Reflexões calmas, inclusive as mais calmas, ainda são melhores do que as decisões desesperadas.
É bom quando nossa consciência sofre grandes ferimentos, pois isso a torna mais sensível a cada estímulo. Penso que devemos ler apenas livros que nos ferem, que nos afligem. Se o livro que estamos lendo não nos desperta como um soco no crânio, por que perder tempo lendo-o? Para que ele nos torne felizes, como você diz? Oh Deus, nós seríamos felizes do mesmo modo se esses livros não existissem. Livros que nos fazem felizes poderíamos escrever nós mesmos num piscar de olhos. Precisamos de livros que nos atinjam como a mais dolorosa desventura, que nos assolem profundamente – como a morte de alguém que amávamos mais do que a nós mesmos –, que nos façam sentir que fomos banidos para o ermo, para longe de qualquer presença humana – como um suicídio. Um livro deve ser um machado para o mar congelado que há dentro de nós.

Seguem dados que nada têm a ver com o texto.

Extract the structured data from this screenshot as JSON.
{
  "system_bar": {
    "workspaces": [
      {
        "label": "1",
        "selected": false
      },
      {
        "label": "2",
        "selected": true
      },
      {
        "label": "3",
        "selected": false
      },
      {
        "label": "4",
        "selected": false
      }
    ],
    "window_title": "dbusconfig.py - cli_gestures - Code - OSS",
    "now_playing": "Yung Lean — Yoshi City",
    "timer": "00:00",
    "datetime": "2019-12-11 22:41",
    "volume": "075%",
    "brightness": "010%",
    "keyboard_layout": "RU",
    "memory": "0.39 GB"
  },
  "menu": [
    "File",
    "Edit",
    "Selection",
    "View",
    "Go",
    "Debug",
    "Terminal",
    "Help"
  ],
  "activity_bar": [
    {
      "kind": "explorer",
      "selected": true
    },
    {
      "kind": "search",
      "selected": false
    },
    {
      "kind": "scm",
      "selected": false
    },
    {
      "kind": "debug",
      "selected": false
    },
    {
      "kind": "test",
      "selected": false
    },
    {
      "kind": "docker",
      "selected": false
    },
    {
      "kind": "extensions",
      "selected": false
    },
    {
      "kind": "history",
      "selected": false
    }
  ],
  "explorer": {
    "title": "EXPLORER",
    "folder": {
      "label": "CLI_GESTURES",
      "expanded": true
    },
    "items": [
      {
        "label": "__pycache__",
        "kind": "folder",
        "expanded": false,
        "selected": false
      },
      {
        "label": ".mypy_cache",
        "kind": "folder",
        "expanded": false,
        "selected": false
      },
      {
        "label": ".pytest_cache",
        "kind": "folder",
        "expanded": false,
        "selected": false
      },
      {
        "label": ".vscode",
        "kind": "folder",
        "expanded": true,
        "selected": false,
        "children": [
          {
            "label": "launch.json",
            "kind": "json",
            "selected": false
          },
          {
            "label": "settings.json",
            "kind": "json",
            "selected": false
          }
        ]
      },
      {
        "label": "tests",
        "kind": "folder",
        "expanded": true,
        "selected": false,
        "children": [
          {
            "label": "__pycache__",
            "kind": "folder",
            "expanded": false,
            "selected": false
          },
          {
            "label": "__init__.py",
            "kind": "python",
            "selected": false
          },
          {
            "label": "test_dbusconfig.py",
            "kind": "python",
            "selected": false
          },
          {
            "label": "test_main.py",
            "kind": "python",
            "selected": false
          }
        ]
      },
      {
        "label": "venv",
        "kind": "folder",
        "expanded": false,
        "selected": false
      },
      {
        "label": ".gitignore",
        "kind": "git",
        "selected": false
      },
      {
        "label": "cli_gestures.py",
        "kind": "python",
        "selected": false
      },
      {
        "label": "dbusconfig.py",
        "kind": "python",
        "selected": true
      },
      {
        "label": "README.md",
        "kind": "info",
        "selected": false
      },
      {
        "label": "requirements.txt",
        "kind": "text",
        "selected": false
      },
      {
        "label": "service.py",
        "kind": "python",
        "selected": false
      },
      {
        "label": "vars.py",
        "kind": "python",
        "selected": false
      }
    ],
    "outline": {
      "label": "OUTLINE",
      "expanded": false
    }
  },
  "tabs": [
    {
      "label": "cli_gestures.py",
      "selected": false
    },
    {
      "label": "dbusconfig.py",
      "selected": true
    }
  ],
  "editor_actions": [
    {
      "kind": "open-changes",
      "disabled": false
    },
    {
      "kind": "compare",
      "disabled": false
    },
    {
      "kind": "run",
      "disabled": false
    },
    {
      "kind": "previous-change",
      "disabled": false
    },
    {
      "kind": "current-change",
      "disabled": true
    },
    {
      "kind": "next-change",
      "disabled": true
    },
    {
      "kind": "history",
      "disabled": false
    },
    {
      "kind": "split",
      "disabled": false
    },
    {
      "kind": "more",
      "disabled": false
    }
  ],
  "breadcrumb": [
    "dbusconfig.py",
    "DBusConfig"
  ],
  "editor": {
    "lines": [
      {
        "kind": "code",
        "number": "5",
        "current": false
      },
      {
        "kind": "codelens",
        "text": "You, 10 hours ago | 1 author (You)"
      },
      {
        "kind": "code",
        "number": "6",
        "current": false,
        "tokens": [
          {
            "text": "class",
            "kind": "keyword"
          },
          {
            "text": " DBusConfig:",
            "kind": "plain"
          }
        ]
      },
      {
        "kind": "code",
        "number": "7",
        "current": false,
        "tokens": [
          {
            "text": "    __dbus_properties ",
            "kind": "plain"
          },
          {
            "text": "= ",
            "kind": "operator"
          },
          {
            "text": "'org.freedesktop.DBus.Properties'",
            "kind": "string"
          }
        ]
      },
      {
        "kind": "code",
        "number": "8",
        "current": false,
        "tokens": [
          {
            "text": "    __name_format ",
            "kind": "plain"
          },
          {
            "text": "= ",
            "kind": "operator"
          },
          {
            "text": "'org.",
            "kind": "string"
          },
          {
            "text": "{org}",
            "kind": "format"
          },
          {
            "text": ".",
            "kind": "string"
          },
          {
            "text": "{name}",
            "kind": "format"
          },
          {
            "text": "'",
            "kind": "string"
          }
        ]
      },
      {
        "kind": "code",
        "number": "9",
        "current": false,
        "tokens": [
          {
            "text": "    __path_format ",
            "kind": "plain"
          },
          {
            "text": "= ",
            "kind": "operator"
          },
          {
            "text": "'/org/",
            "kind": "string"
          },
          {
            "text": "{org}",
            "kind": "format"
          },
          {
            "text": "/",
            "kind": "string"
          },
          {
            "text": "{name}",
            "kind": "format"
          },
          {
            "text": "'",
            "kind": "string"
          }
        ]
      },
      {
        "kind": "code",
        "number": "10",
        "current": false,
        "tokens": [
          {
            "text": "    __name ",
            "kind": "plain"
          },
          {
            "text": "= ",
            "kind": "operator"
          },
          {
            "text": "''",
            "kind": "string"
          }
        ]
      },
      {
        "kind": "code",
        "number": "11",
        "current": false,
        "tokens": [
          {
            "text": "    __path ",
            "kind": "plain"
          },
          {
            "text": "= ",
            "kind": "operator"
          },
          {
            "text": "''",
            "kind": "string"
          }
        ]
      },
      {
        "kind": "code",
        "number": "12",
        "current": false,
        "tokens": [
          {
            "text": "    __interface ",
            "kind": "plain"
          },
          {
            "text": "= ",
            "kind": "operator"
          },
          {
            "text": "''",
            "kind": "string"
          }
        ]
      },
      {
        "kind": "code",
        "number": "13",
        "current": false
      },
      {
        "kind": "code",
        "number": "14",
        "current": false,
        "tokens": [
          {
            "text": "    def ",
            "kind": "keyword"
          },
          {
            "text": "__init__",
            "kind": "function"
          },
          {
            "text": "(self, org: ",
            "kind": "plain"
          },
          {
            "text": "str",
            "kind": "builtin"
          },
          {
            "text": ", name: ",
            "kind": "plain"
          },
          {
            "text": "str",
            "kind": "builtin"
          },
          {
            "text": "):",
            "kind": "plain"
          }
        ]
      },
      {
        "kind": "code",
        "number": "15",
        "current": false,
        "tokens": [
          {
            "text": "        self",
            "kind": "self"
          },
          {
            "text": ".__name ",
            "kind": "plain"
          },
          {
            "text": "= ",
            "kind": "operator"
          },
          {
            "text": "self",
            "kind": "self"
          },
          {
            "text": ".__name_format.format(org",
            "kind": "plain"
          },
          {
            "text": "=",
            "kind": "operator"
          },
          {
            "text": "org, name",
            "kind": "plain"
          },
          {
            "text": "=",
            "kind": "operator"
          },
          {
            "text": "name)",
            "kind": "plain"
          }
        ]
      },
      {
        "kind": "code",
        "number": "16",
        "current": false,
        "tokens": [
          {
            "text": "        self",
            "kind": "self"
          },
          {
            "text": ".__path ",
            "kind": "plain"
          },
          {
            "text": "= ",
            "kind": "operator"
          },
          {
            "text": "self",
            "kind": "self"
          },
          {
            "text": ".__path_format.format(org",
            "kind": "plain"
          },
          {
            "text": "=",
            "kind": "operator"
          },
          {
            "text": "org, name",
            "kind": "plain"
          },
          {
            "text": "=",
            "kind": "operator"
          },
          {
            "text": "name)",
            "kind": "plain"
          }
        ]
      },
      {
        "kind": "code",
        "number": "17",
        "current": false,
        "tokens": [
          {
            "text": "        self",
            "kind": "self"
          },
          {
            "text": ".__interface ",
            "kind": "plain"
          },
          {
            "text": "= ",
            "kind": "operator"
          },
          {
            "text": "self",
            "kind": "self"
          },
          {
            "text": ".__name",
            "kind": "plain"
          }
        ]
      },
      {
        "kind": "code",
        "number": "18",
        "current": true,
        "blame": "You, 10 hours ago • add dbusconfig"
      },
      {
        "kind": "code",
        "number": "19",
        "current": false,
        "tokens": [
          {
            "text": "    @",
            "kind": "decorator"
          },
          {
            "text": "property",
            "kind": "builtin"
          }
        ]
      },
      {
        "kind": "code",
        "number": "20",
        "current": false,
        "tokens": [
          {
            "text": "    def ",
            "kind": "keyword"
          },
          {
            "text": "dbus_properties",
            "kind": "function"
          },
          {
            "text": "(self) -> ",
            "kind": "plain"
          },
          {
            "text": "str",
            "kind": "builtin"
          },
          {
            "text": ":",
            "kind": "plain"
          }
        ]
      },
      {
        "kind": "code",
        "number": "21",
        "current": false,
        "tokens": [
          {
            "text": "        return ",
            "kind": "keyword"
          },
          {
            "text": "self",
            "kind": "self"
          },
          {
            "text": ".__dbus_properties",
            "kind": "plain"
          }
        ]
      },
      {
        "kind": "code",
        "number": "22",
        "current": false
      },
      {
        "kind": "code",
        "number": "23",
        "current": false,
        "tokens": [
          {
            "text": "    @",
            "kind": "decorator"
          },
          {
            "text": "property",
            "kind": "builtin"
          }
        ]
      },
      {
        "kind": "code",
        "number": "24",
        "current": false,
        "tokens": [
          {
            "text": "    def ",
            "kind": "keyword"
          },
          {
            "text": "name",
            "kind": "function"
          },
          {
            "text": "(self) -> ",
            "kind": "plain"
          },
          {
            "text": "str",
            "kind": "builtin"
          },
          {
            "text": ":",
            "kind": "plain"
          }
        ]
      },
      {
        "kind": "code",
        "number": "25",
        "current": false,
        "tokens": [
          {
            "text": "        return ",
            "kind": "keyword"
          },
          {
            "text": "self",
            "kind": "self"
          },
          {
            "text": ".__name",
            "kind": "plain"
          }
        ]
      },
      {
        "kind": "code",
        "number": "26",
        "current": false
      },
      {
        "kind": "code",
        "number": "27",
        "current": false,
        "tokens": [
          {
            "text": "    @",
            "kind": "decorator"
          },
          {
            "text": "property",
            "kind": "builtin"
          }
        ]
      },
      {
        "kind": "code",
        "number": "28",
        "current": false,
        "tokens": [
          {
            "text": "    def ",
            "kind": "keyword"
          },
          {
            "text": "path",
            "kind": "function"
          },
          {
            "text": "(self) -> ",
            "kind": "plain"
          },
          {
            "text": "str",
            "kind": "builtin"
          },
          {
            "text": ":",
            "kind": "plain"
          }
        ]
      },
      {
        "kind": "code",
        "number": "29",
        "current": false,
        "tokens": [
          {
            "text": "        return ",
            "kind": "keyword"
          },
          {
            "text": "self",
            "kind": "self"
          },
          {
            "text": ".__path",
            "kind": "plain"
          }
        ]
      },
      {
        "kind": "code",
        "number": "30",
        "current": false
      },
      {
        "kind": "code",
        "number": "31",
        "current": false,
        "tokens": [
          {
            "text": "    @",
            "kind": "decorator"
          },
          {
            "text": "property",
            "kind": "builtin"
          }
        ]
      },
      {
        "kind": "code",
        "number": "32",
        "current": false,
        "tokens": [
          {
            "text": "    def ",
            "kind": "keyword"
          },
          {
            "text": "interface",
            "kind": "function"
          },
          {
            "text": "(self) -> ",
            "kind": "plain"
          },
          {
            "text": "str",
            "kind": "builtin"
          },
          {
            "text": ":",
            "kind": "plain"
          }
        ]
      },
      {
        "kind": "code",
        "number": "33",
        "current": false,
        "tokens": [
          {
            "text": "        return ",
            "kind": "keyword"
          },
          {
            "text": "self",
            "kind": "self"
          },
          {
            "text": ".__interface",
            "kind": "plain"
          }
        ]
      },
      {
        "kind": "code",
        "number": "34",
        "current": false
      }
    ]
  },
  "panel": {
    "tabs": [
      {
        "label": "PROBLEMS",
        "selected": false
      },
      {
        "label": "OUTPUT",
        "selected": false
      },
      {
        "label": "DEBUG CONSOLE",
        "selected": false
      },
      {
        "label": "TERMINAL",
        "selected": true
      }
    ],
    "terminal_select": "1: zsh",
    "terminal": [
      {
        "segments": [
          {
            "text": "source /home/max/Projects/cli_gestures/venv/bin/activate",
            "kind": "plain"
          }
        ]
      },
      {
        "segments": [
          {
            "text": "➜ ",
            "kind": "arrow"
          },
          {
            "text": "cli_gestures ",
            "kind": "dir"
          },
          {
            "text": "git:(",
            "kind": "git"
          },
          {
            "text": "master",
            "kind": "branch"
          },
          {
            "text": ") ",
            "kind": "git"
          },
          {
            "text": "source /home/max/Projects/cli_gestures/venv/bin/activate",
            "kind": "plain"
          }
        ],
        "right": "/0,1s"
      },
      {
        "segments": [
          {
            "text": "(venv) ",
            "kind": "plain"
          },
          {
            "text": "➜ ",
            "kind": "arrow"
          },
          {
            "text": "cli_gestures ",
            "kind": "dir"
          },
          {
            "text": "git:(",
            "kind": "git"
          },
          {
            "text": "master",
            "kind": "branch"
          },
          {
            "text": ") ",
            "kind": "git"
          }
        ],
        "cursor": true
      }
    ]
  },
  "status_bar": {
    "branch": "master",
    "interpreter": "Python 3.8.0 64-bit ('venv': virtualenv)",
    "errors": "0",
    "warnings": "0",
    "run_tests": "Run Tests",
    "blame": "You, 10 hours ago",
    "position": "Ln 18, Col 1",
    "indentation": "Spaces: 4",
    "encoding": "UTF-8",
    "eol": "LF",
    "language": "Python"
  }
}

Talvez não percebam o que se está a passar, mas eu percebo. Não pronunciarei o nome do meu irmão na presença desta criatura e, portanto, só digo isto: temos que ver-nos livres dela. Tentávamos cuidar desse bicho e suportá-lo até onde era humanamente possível, e acho que ninguém tem seja o que for a censurar-nos.
Ao escutar estas palavras de sua mãe, Gregor apercebeu-se de que a falta de qualquer diálogo humano direto, a par da monotonia da sua vida na família, tinham certamente perturbado o seu espírito no curso daqueles meses; de outro modo, como explicar que ele pudesse desejar ter o seu quarto vazio?
Franz Kafka é considerado um dos escritores mais importantes do século XX. Nasceu em Praga, Império Austro-Húngaro (República Tcheca) em 3 de julho de 1883 e faleceu em Klosterneuburg (Áustria) em 3 de junho de 1924. De família judaica, escreveu seus textos em alemão. Agressão física e psicológica, conflitos familiares, momentos aterrorizantes e labirintos burocráticos são características das obras de Kafka. Essas marcas deram origem ao termo kafkiano.